The Last of Us Episode 5 Sam Keivonn Woodard

Keivonn Woodard in “The Last of Us”

Liane Hentscher / HBO

Stray Tendrils​


• Keivonn Woodard, as Sam, and Lamar Johnson as his big brother Henry, are exceptional in small moments. I loved Woodard’s exasperated demands after spending 10 days in hiding; his big gestures perfectly illustrated just how dire their situation had become, mainly because his actions up until that point had been small, even reserved. Johnson, meanwhile, never goes too big, despite the extreme pressures put upon his character. Together, they keep us grounded in Henry and Sam’s plight, while drawing us into their relationship. (Look out for an interview with the two of them soon, right here at IndieWire.)

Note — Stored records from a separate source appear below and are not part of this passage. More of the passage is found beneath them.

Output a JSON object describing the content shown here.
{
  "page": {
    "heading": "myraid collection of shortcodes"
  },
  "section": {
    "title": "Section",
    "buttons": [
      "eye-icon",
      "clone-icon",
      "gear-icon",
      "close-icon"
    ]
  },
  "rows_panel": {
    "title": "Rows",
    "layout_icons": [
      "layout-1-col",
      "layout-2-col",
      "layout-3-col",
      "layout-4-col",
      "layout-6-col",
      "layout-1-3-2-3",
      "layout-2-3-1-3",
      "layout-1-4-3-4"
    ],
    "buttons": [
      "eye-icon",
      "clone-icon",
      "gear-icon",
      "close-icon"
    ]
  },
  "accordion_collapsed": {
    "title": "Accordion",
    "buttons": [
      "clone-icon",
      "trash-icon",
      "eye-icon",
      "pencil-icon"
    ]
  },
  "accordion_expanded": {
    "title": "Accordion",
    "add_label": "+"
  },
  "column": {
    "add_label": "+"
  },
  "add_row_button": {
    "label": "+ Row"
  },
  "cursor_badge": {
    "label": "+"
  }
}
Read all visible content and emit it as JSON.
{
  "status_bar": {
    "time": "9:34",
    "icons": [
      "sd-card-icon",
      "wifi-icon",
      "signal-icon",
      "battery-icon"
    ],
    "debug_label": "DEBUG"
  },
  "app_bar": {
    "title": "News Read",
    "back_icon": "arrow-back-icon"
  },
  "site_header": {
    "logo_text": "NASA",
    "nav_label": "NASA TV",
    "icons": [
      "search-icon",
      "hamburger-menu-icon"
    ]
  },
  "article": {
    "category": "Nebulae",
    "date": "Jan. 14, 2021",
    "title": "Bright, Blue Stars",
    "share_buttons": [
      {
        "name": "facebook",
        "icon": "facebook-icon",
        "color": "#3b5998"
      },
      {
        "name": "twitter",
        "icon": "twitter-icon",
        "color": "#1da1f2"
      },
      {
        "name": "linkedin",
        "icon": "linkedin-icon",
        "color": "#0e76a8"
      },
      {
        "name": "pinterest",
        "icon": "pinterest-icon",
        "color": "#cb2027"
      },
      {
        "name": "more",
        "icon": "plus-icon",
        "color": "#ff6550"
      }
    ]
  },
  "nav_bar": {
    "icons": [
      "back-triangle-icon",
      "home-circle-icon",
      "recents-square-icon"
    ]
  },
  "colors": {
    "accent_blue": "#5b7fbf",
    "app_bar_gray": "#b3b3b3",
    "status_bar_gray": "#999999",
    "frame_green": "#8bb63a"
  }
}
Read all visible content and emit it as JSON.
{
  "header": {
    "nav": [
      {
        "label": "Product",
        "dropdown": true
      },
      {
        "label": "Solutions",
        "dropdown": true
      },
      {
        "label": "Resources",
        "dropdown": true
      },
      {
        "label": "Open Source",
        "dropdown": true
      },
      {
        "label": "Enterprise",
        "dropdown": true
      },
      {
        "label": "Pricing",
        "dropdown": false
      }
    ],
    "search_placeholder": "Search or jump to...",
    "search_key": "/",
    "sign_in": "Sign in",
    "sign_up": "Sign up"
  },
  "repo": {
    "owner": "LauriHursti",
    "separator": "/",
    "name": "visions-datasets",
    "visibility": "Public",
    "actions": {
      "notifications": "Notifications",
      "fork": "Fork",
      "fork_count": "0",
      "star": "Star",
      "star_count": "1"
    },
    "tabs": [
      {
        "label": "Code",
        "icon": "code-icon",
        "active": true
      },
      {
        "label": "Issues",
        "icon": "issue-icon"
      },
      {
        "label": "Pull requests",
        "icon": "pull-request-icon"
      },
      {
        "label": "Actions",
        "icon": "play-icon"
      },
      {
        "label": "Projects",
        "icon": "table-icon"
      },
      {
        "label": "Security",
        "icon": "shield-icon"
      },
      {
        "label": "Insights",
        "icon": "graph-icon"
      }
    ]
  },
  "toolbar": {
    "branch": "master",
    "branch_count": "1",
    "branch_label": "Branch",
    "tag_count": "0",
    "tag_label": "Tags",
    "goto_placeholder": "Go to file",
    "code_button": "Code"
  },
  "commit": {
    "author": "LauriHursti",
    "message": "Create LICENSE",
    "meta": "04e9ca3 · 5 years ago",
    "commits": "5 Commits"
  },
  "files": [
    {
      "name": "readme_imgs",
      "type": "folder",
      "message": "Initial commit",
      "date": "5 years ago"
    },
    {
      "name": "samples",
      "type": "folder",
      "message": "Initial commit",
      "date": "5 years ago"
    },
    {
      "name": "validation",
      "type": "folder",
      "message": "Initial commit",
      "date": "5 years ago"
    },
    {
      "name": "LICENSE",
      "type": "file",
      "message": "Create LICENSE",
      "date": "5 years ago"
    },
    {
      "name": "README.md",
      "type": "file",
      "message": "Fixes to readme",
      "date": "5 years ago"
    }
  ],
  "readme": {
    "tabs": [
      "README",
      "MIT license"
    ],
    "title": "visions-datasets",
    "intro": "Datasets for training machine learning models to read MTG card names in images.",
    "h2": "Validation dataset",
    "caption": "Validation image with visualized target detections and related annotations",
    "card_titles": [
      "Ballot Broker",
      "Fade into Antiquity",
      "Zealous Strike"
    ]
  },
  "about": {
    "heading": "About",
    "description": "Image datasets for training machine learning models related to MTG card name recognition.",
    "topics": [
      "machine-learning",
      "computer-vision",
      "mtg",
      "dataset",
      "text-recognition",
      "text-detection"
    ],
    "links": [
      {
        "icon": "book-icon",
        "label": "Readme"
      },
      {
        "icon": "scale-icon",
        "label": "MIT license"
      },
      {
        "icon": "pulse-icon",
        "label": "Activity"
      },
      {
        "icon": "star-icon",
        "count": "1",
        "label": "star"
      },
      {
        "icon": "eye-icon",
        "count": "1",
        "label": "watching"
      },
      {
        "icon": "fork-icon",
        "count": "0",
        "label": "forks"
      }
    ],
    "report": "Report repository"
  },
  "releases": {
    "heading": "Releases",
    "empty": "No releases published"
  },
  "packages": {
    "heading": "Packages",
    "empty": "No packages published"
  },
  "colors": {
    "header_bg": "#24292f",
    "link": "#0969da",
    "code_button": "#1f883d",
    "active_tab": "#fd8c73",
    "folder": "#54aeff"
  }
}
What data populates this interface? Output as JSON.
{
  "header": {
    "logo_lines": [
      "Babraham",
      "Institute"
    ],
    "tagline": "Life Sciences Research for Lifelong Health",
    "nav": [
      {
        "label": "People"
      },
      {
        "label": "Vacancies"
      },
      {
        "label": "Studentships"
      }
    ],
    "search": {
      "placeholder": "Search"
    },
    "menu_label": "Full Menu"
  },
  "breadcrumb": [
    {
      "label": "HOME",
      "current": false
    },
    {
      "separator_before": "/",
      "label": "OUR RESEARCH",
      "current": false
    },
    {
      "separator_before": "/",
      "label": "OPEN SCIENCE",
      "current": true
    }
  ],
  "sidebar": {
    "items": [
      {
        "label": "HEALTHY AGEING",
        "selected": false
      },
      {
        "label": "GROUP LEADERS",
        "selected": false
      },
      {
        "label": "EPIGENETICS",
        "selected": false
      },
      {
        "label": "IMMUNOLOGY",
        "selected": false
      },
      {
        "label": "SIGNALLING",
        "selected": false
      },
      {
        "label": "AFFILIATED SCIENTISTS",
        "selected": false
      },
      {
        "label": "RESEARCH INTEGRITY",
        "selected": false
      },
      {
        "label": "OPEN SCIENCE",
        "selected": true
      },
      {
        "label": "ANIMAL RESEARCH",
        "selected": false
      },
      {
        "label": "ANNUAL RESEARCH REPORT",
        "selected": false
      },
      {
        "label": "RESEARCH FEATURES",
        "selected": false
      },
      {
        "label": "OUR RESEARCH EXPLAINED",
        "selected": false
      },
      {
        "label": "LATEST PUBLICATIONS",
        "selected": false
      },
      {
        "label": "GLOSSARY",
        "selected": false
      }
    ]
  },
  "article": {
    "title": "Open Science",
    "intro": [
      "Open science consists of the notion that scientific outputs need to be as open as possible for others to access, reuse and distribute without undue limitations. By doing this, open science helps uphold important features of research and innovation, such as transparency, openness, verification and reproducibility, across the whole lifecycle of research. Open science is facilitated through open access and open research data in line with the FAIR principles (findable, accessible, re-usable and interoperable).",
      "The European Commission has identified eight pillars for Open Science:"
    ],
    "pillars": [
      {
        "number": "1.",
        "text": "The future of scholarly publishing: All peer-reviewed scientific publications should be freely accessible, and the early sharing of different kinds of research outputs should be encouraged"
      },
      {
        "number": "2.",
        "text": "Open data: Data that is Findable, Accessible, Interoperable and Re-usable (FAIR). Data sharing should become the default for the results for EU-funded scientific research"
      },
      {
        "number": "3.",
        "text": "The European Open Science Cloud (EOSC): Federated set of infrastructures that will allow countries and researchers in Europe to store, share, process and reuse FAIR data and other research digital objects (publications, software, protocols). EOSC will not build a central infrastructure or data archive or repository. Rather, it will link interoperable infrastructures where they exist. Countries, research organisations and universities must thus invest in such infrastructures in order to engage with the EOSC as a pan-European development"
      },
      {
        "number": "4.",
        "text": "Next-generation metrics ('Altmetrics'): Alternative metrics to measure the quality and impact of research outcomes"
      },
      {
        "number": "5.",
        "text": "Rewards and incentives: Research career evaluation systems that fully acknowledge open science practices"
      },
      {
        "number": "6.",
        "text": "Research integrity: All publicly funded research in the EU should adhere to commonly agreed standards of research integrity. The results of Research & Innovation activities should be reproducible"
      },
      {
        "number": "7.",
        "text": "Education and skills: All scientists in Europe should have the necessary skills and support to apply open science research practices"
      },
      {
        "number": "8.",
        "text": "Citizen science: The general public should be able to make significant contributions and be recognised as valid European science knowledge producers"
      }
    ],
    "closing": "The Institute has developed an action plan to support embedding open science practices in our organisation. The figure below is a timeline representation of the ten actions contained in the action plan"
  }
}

• “So you could get fucking apples?” Can I just say… “wow!” What a line! Melanie Lynskey’s initial interrogation scene — where she questions the FEDRA informants who betrayed her cause — is going to be recreated for years in acting classes across Hollywood, and I doubt anyone who attempts the pseudo-monologue will be able to capture the original performer’s level of barely checked contempt, casual urgency, or thoughtless cruelty. Lynskey is always her own best advocate — via her talent, first and foremost, but also via Twitter — and yet it still must be said: What an actor.

• Henry and Joel offer plenty of intriguing parallels (as outlined above), but it’s worth noting their differing styles as elder caretakers just trying to survive. Well, Joel is just trying to survive; Henry is trying to provide comfort to a scared kid. “He’s scared because you’re scared,” Henry is told, and rather than not give a shit (the Joel way), he takes time to talk to his little brother, listen, and engage. He encourages Sam to paint. He helps turn their hideout into a home. Together, they bring beauty into an ugly situation, and it’s all because Henry sets the tone. Joel’s tone is angry, hostile, and unsparing — which Ellie is learning to mimic, as seen repeatedly during their time in Kansas City. She wipes away tears after shooting Joel’s attacker, refusing to let herself feel for him. She does the same after burying Sam. Joel is instilling fear in Ellie to protect her. Henry did the same for Sam, but with hope. Just look at that superhero mask.